An Inside Passage

IN KURT CASWELL’S debut book, An Inside Passage, you will find: a “weird love triangle,” a beautiful dead girl, a hawk that appears like a vision, a wounded boy, and a variety of landscapes from around the world so accurately penned you cannot help but feel you were actually there. His writing brings every sense to bear, and days later you will still have an exotic smell lingering in your nostrils.

At its essence, this book is a memoir. The story, which won the 2008 River Teeth Literary Nonfiction Prize, is about the author’s personal journey and his relationship with the world and people around him. He admits that nothing amazing happens, “just this and that.” But the situations in themselves are incredible, made even more so by Caswell’s clean and evocative language: 108 hours fasting in Death Valley, a wedding in Delhi, fighting with his spouse in the Philippines. He reminds us of our own personally sensational moments, and how to keep finding them in the strangest places.

Searching for his own indigenous claim on a place, Caswell finds himself everywhere, which makes it hard for him to decide exactly where to plant his feet. The point is, he never does. He divorces his wife in Colorado, heads into the cloudy mountains of northern Japan, returns to his birthplace in Alaska. Frequently he quotes Bruce Chatwin on the virtues of homelessness. To Caswell, homelessness seems a form of being home.

Don’t look for a lot of direction here. Caswell is a sometimes plotless wanderer, but that ends up giving the book its frank and satisfying tenor. His prose has the feel of haiku, like reading something by a seventeenth century Chinese poet. He is a traveler with a stick over his shoulder, his days full of fine observations, sharp turns in meaning and environment. He can be hilarious. At one point he is dispatched into the wilderness to retrieve a young hiker who, in an ad hoc ceremony with other boys, injured himself by piercing his own penis. He writes, “You see, he had injured himself in a private way. To be more clear, he had injured his private self, in a private way. . . .”
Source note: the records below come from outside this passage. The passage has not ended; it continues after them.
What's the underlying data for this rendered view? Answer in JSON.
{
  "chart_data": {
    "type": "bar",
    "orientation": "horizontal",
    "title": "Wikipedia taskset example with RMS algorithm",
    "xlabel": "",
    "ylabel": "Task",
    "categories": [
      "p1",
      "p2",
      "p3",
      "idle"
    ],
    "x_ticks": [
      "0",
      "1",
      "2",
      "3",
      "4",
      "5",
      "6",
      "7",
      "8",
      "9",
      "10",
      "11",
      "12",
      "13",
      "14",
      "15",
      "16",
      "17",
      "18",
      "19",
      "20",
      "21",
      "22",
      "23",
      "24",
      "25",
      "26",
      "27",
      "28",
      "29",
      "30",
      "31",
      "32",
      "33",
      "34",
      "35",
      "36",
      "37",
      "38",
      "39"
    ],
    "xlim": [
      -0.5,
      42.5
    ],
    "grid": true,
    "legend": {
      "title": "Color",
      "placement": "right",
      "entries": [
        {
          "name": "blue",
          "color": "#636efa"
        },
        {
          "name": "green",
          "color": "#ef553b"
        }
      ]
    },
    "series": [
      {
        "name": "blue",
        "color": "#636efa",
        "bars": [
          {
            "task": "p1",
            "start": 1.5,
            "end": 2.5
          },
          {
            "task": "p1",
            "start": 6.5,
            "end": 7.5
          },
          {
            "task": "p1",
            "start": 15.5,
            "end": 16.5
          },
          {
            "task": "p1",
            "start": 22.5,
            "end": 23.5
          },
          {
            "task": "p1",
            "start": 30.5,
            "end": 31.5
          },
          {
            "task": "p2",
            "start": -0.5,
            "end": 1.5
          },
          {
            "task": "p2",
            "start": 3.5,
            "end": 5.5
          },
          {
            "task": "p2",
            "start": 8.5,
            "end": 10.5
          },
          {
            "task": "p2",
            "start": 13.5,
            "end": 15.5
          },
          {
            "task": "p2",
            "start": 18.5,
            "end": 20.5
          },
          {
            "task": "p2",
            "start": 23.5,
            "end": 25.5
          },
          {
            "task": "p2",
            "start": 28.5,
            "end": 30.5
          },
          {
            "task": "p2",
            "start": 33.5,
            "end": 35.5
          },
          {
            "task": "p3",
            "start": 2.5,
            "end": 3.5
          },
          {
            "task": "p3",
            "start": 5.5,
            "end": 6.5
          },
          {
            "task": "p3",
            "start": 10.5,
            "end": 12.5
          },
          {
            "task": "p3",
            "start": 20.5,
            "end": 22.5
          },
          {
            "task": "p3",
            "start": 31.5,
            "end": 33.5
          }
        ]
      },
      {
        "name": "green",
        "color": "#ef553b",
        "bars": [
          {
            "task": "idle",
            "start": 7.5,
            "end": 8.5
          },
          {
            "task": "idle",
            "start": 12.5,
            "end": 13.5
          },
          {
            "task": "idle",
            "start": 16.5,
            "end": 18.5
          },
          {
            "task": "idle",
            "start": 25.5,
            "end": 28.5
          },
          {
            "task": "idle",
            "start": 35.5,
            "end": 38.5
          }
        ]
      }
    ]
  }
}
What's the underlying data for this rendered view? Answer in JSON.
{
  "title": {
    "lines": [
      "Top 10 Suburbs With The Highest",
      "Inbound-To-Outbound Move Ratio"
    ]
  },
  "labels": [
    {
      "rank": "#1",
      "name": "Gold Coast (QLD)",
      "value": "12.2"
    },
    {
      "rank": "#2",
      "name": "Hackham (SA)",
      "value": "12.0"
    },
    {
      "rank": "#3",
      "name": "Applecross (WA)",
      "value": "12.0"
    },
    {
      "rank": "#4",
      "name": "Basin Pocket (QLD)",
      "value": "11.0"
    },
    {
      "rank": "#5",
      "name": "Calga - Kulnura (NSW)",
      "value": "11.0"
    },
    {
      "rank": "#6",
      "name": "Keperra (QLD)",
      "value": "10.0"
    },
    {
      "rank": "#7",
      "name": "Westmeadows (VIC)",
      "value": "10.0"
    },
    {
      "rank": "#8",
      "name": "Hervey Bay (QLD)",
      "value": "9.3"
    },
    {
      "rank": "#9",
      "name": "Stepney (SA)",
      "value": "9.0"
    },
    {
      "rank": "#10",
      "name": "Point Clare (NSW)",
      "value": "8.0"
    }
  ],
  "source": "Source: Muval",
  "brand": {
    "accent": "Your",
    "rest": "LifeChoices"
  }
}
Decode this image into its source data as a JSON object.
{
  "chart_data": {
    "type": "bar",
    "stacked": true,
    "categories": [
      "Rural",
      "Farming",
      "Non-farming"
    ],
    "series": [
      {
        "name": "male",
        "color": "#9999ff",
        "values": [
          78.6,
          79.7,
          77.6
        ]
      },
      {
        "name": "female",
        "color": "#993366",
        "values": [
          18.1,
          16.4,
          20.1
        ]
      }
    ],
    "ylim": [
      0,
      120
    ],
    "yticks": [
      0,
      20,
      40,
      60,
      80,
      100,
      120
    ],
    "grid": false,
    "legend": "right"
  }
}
Caswell’s honesty and vulnerability might seem embarrassing at times, but he is of course choosing what to show. You’ve not accidentally stumbled on him alone in the desert. He wants you to see him. He wants you to know exactly what it feels like. At this, he succeeds, a plum of a storyteller. You put on his skin and travel to places you will probably never go to, experiencing moments both remarkable and mundane that will never happen again. When you are done, you will feel like you have made a crossing.